There is a difference between maintaining our home, achieving our goals, and reaching for our dreams.
I was excited, earlier this year, when WES was approached about the corner property. I thought, “if we can get that property, we will solidify WES’s future. WES will stay here on this street, in this place, and will be able to grow as a community.” I had plans for that dream. The house converted into apartments and work spaces. New landscaping that allowed for a splendid vegetable garden and outdoor tables and seating for large celebrations. However, we didn’t have any funds set aside that made the dream of purchasing the property possible.

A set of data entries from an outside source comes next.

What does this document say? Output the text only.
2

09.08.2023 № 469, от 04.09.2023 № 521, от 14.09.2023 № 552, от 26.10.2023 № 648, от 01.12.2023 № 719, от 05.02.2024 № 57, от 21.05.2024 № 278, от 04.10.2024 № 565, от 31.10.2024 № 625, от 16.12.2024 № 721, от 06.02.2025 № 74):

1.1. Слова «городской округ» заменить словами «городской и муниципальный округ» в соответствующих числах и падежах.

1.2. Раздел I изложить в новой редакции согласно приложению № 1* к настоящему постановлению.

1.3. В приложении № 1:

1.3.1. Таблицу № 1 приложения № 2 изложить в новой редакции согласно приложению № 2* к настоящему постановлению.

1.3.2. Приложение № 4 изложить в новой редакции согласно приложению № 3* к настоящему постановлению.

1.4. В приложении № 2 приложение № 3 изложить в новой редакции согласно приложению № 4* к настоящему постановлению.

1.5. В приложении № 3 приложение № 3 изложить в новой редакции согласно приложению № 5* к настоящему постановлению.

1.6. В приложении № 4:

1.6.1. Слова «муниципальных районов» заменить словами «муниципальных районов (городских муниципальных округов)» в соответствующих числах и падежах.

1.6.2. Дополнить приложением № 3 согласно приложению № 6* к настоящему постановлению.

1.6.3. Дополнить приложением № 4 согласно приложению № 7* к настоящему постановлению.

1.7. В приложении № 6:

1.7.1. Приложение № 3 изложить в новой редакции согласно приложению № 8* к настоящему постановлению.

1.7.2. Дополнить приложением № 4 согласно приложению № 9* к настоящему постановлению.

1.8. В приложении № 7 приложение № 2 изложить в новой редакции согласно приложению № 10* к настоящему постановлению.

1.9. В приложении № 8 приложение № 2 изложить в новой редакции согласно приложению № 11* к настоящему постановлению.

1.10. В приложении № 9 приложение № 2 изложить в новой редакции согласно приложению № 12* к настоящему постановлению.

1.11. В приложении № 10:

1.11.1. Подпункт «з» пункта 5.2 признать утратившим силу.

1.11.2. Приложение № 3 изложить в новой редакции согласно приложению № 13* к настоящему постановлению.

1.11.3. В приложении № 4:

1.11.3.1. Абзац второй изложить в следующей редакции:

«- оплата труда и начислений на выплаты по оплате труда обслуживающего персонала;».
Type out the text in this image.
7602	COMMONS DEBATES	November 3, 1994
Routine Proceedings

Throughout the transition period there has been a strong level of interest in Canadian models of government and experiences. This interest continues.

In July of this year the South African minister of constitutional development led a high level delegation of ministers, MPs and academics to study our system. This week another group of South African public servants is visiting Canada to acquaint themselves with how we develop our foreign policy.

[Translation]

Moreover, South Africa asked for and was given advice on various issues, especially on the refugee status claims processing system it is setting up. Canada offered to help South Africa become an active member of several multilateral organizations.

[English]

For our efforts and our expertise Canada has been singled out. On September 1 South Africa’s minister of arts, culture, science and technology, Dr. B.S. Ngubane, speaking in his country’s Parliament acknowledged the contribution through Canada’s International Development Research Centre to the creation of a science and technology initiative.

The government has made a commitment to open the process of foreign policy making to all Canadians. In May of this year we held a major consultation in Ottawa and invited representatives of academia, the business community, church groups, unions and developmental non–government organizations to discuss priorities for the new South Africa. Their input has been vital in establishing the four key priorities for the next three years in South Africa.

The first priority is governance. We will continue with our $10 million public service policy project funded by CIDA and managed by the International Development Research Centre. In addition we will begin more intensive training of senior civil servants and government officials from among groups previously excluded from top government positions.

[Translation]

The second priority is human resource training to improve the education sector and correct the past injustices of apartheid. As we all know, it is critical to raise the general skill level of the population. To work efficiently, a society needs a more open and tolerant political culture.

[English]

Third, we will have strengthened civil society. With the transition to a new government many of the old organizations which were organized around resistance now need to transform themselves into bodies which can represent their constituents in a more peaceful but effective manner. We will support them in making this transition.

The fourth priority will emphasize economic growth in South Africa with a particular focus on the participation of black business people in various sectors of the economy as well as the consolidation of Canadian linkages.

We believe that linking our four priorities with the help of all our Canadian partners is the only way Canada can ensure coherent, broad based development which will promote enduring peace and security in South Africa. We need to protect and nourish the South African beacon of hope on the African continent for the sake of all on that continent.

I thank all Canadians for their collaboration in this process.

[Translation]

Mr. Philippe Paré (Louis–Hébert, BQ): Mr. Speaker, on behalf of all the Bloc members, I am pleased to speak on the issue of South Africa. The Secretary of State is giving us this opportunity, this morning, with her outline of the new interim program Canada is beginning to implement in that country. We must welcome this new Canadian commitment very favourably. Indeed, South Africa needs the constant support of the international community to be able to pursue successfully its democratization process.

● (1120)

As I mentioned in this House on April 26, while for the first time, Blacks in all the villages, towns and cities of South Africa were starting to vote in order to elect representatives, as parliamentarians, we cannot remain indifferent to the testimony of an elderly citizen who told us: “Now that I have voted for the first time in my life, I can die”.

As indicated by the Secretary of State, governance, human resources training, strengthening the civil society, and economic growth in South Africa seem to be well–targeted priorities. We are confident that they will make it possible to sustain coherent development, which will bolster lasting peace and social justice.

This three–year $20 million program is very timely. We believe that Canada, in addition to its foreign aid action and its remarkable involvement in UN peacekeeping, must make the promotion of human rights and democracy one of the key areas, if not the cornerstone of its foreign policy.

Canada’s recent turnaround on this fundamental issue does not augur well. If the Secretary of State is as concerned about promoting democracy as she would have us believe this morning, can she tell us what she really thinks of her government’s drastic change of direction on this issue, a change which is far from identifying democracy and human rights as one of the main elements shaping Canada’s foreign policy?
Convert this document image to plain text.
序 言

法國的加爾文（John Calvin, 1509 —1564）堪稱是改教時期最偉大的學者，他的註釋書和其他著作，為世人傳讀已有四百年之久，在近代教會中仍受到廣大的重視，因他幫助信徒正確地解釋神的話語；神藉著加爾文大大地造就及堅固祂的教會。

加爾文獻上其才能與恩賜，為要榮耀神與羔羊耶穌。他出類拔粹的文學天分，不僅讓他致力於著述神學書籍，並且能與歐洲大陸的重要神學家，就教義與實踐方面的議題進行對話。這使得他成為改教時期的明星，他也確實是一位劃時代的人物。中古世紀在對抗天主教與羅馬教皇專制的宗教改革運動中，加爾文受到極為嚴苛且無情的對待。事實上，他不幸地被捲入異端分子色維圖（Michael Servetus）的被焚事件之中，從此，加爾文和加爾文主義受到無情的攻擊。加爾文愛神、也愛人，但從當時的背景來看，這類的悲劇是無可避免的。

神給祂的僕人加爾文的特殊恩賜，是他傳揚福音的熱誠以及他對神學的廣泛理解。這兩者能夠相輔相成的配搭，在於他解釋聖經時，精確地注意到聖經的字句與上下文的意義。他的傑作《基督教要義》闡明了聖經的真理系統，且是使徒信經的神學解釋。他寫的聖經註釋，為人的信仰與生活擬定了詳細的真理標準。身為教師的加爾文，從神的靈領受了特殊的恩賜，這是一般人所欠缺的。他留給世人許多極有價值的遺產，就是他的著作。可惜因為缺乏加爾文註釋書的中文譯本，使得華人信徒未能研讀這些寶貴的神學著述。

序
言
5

When Sera and I first decided to move in together, our primary concern was establishing a budget that we could afford and that helped us reach our goals – from finishing our degrees to dreaming about having a baby one day. We discovered we both had a habit of storing our extra change in coffee cans. In those days, coins were on hand because Sera never used credit cards and only paid in cash and I worked in restaurants and always had a number of coins I received with my tips, so between us we had a number of cans. Days after we moved into together, we rolled our coins and dropped them into a bucket. In another bucket we put a bottle of chilled champagne and glasses. We lugged both buckets to our neighbourhood bank and gave the cashier the rolls of coins to open our first joint account. We then toasted ourselves with the champagne. With those coffee cans and that joint account we began sharing our money, our lives, our dreams. In the years that have followed, when we have enough cans, we roll up the coins and decide how to use them – one year a pragmatic and yet whimsically bright red coffee maker, another year a rocking chair we didn’t really need, but both loved.
I am not giving up on dreaming for WES – dreaming of the possibilities of the house next door. This year, as you reflect on the WES budget (and your personal budget) and decide how you can contribute to sustaining WES and our shared goals, I ask you to also dream a little, and to fund those dreams as generously as you are able. Our dreams are calling, I think we all need to get our coffee cans ready!